Item arrived as it should. Son used it for school.
J**E
Beautifully written and told, but I struggled to find much to hold on to
Let's get the elephant in the room addressed first: yes, Karen Thompson Walker's novel The Dreamers is the tale of an epidemic, and I think it's going to be a long time before reading scenes of panicked grocery shopping, uncertain people looking out from behind masks, paranoia over how germs spread, and the like is ever going to be something that's without at least a twinge of trauma and unpleasant memories.
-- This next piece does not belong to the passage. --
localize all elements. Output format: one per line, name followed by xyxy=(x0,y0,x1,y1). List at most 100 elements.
But if you can set that aside, The Dreamers is a beautiful little tale, one that captures a lot of the magical and yet uncertain mood that anchored Thompson's breakout novel The Age of Miracles, albeit doing so without quite the thematic tightness of that novel. The Dreamers unfolds in a small California college town, where a sleeping epidemic has started - that is, people have started to fall asleep, but don't seem to be able to wake up. Into this scenario, Walker gives us a wide cast of characters - a shy college freshman who doesn't know anyone; a strong-willed moral absolutist; a pair of new parents terrified of what all this means for their newborn; two sisters raised under the control of a prepper father; a gestating child - and uses the uncertainty and unease of the moment to explore all sorts of ideas about how we connect to the people around us, how morality can lead us to have to confront our own ideals in the face of reality, how the future and the past can shape our present, and the roles of dreams in all of this. It's all wonderfully told, and the mood of the whole thing is magical - it's undeniably a book that reminds me of how powerful it was as Thompson used that same mix of promise and fear as a metaphor for growing up in Miracles. The thing is, The Dreamers doesn't feel as tight or cohesive as that book did; it's impeccably crafted and wonderfully immerses you in its characters and its story, but it never feels like it quite comes together around any one idea - or even a few ideas - as much as it needs to in order to have an impact. I still liked it a lot, but ultimately it feels like a lovely slice of life without much "there" there.
M**J
A little too close for comfort
I couldn’t quite decide the key message behind this story. On the surface it describes the emergence of a virus that grips an entire town. It’s very cryptic description of sequence of events is too close for comfort given we are currently in the midst of a pandemic with COVID19. The effects of the virus itself allude to more abstract concepts of existentialism. There are those who are comforted living in other concepts of time- for some it’s the past and others it’s the future and still for others it’s the present. And then for others there’s no comfort at all. All who survive the virus, however, are forever changed.